Com um crescia e controle do jogo, a equipe carioca vinha sentindo o cheiro do gol no ar, pois a cada investida, parecia mais próximo de ampliar o placar! Tanto que o Incansável Savarino, apareceu de novo: com uma finalização seca, obrigando o goleiro Silvestre a se esticar para salvar o Fortaleza de um golpe ainda mais doloroso! O time cearense estava irreconhecíve, a defesa aberta como um livro mal fechado, deixava o torcedor sem qualquer esperança de reação! O meio-campo não conseguia tramar jogadas que levassem perigo; as transições rápidas, tão vitais para surpreender, simplesmente não existiam.

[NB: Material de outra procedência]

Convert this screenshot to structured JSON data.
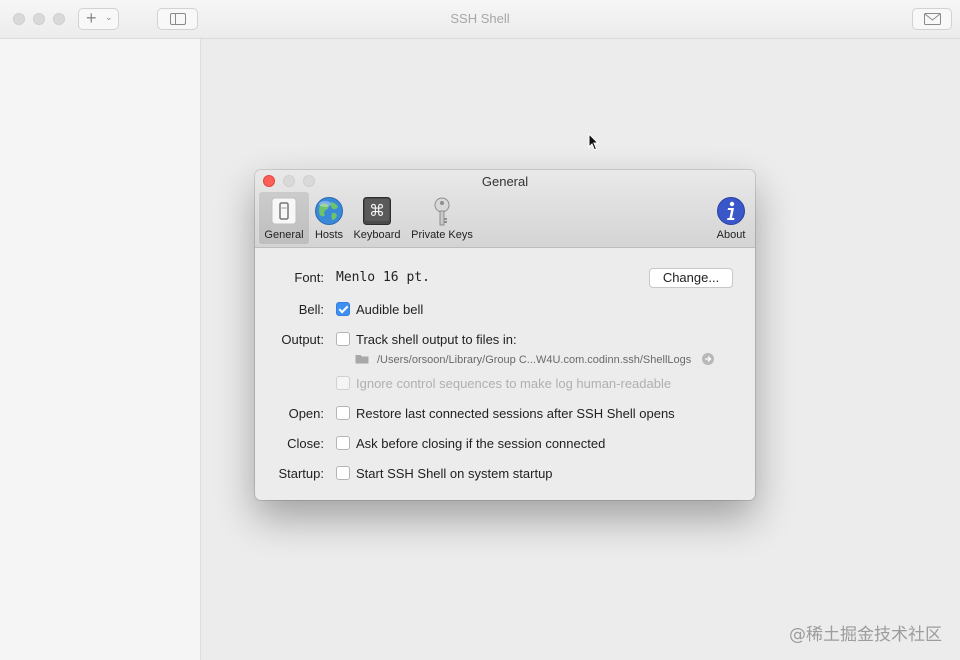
{
  "window": {
    "title": "SSH Shell",
    "add_button_label": "+"
  },
  "prefs": {
    "title": "General",
    "tabs": [
      {
        "label": "General",
        "icon": "switch-icon",
        "selected": true
      },
      {
        "label": "Hosts",
        "icon": "globe-icon"
      },
      {
        "label": "Keyboard",
        "icon": "command-key-icon"
      },
      {
        "label": "Private Keys",
        "icon": "key-icon"
      }
    ],
    "about_label": "About",
    "font": {
      "label": "Font:",
      "value": "Menlo 16 pt.",
      "change_label": "Change..."
    },
    "bell": {
      "label": "Bell:",
      "option": "Audible bell",
      "checked": true
    },
    "output": {
      "label": "Output:",
      "option": "Track shell output to files in:",
      "checked": false,
      "path": "/Users/orsoon/Library/Group C...W4U.com.codinn.ssh/ShellLogs",
      "ignore_option": "Ignore control sequences to make log human-readable"
    },
    "open": {
      "label": "Open:",
      "option": "Restore last connected sessions after SSH Shell opens",
      "checked": false
    },
    "close": {
      "label": "Close:",
      "option": "Ask before closing if the session connected",
      "checked": false
    },
    "startup": {
      "label": "Startup:",
      "option": "Start SSH Shell on system startup",
      "checked": false
    }
  },
  "watermark": "@稀土掘金技术社区",
  "colors": {
    "accent": "#3d8ff2",
    "close": "#fc5f57"
  }
}
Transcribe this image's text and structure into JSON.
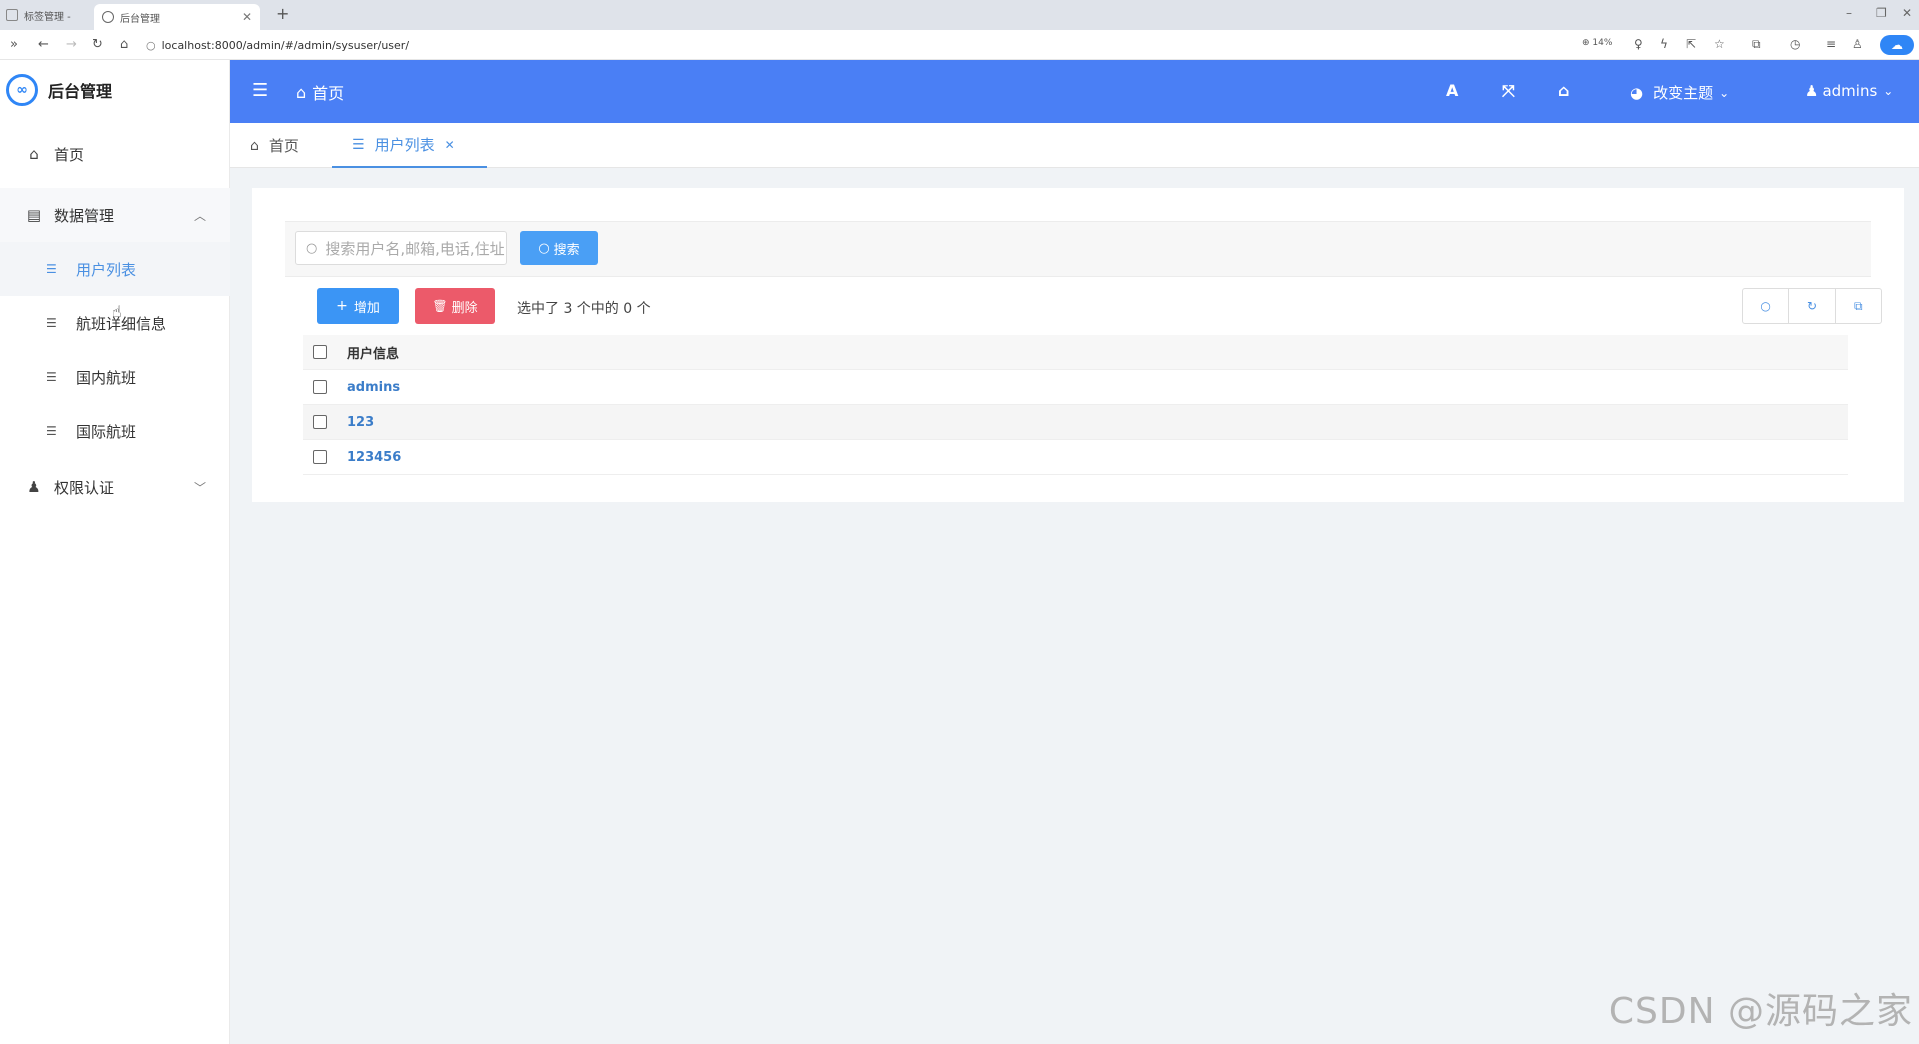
{
  "browser": {
    "tab1_label": "标签管理 -",
    "tab2_label": "后台管理",
    "url": "localhost:8000/admin/#/admin/sysuser/user/",
    "zoom": "14%"
  },
  "sidebar": {
    "logo_text": "后台管理",
    "home_label": "首页",
    "data_mgmt_label": "数据管理",
    "sub_items": [
      "用户列表",
      "航班详细信息",
      "国内航班",
      "国际航班"
    ],
    "auth_label": "权限认证"
  },
  "header": {
    "home_label": "首页",
    "theme_label": "改变主题",
    "user_label": "admins"
  },
  "page_tabs": {
    "home_label": "首页",
    "user_list_label": "用户列表"
  },
  "toolbar": {
    "search_placeholder": "搜索用户名,邮箱,电话,住址",
    "search_button": "搜索",
    "add_button": "增加",
    "delete_button": "删除",
    "selection_text": "选中了 3 个中的 0 个"
  },
  "table": {
    "header": "用户信息",
    "rows": [
      "admins",
      "123",
      "123456"
    ]
  },
  "watermark": "CSDN @源码之家",
  "colors": {
    "header_bg": "#4a7ff5",
    "accent": "#4a90e2",
    "add_button": "#3b95f5",
    "delete_button": "#ec5a6a"
  }
}
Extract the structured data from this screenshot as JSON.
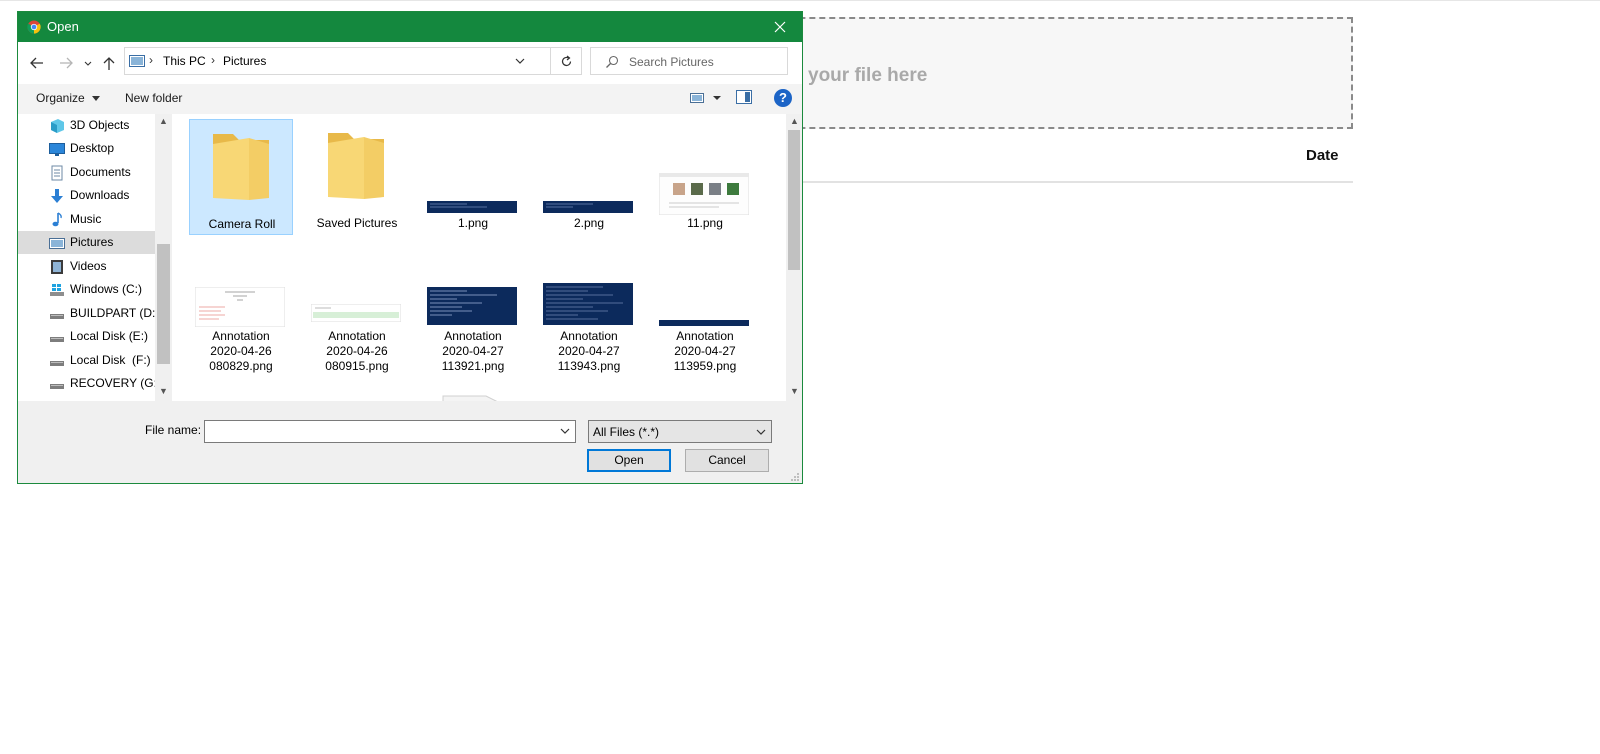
{
  "page": {
    "dropzone_text": "your file here",
    "date_header": "Date"
  },
  "dialog": {
    "title": "Open",
    "address": {
      "breadcrumbs": [
        "This PC",
        "Pictures"
      ]
    },
    "search": {
      "placeholder": "Search Pictures"
    },
    "toolbar": {
      "organize_label": "Organize",
      "new_folder_label": "New folder",
      "help_label": "?"
    },
    "nav_items": [
      {
        "label": "3D Objects",
        "icon": "3d-objects-icon"
      },
      {
        "label": "Desktop",
        "icon": "desktop-icon"
      },
      {
        "label": "Documents",
        "icon": "documents-icon"
      },
      {
        "label": "Downloads",
        "icon": "downloads-icon"
      },
      {
        "label": "Music",
        "icon": "music-icon"
      },
      {
        "label": "Pictures",
        "icon": "pictures-icon",
        "selected": true
      },
      {
        "label": "Videos",
        "icon": "videos-icon"
      },
      {
        "label": "Windows (C:)",
        "icon": "windows-drive-icon"
      },
      {
        "label": "BUILDPART (D:)",
        "icon": "drive-icon"
      },
      {
        "label": "Local Disk (E:)",
        "icon": "drive-icon"
      },
      {
        "label": "Local Disk  (F:)",
        "icon": "drive-icon"
      },
      {
        "label": "RECOVERY (G:)",
        "icon": "drive-icon"
      }
    ],
    "files": [
      {
        "name": "Camera Roll",
        "kind": "folder",
        "selected": true
      },
      {
        "name": "Saved Pictures",
        "kind": "folder"
      },
      {
        "name": "1.png",
        "kind": "image"
      },
      {
        "name": "2.png",
        "kind": "image"
      },
      {
        "name": "11.png",
        "kind": "image"
      },
      {
        "name_lines": [
          "Annotation",
          "2020-04-26",
          "080829.png"
        ],
        "kind": "image"
      },
      {
        "name_lines": [
          "Annotation",
          "2020-04-26",
          "080915.png"
        ],
        "kind": "image"
      },
      {
        "name_lines": [
          "Annotation",
          "2020-04-27",
          "113921.png"
        ],
        "kind": "image"
      },
      {
        "name_lines": [
          "Annotation",
          "2020-04-27",
          "113943.png"
        ],
        "kind": "image"
      },
      {
        "name_lines": [
          "Annotation",
          "2020-04-27",
          "113959.png"
        ],
        "kind": "image"
      }
    ],
    "file_name": {
      "label": "File name:",
      "value": ""
    },
    "file_type": {
      "selected": "All Files (*.*)"
    },
    "open_label": "Open",
    "cancel_label": "Cancel",
    "colors": {
      "titlebar": "#14883e",
      "selection": "#cce8ff",
      "accent": "#0078d7"
    }
  }
}
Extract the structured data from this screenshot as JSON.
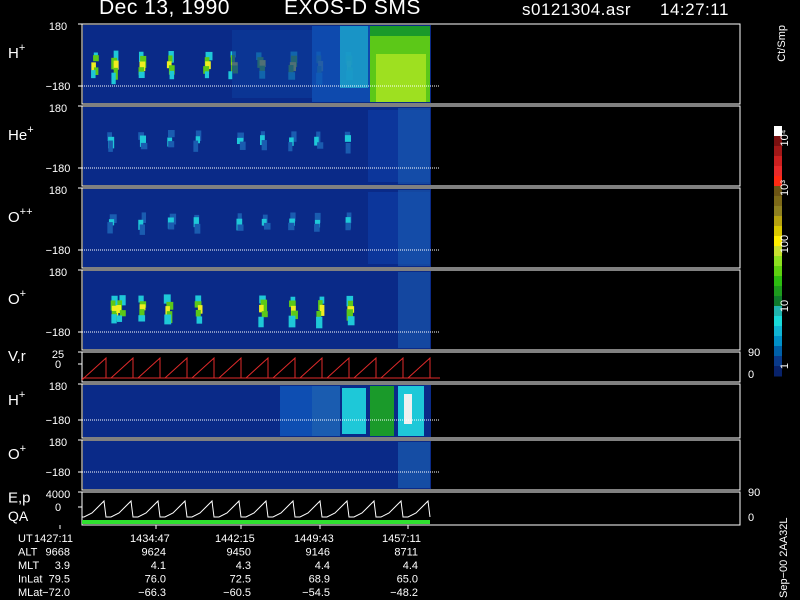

O Botafogo jogava no compasso que queria, sem ser incomodado. E, no entanto, o futebol sempre reserva brechas para lampejos de castigo, pois a bola pune! Num raro momento de lucidez, Herrera levantou a bola na grande área, Tinga subiu mais que a zaga, testou firme... Mas a bola saiu pela linha de fundo! Foi um dos últimos suspiros ofensivo do Fortaleza no primeiro tempo. Aos cinquenta minutos do segundo tempo, veio o golpe final. Álvaro Montoro deu um passe preciso, cortando a defesa como faca quente na manteiga. Arthur Cabral recebeu, driblou o goleiro e empurrou para o gol vazio. Um 2 a 0 que parecia sentença, era apenas mais um castigo pelo péssimo desempenho da equipe cearense no jogo! Sem tempo para reação, o primeiro tempo acaba com um Botafogo sendo superior mesmo jogando fora de casa, com um placar que resumiu o primeiro tempo!
2º Tempo
As equipes voltaram para o segundo tempo com mudanças dos dois lados, mas a bola mal havia voltado a rolar quando o Castelão testemunhou mais um golpe para o já combalido Fortaleza. Aos 3 minutos do segundo tempo, o Arthur Cabral recebeu um passe protegeu com categoria e deu um passe em profundidade peo Maçal, a bola sobrou limpou a jogada, tirou do goleiro e com força soltou uma bomba no alto, ampliando ainda mais a vantagem botafoguense. Com três gols de vantagem, a vitória botafoguense ter sido concretizado, a tocida do Fortaleza ainda continuava no Castelão por motivos diferentes. Uns ficaram, torcendo pra Fortaleza reagir, outros pra cobrar da equipe, mas no fim o pior ainda estava por fim! O tempo corria e o ânimo dos jogadores do Fortaleza era tão baixo quanto o volume de jogo. Trocas de passes tímidas, nenhuma profundidade, nada que realmente preocupasse a defesa botafoguense. A tentativa de circular a bola na esperança de achar um espaço o Fortaleza foi trocando passes, o Botafogo esperava com paciência esperando o tricolor cearense tomar a iniciativa, mesmo que fosse inofensiva. Até que aos 8 minutos do segundo tempo, o castigo virou goleada, o Savarino cobrou escanteio curto, David Ricardo subiu no segundo andar e desviou com categoria, vencendo o goleiro. Era o quarto gol botafoguense, parecia ser o golpe definitivo. Nesse momento, quem tinha fé da reação do Fortaleza, apenas deixou de acreditar, quem estava aindo estádio pra poder vaiar, deixou a arquibancada, pois estava vendo sem ao menos acreditar! A partir daí, o jogo caiu num roteiro previsível: o Fortaleza trocava passes no meio-campo, tentando encontrar uma infiltração que nunca vinha. Um time pacífico, retraído, quase resignado. O Botafogo, ao contrário, mantinha-se exigente e preciso quando atacava, explorando contra-golpes com força e objetividade. A posse de bola até começava a se equilibrar, mas o placar já estava muito distante para que qualquer tentativa mudasse a história da tarde.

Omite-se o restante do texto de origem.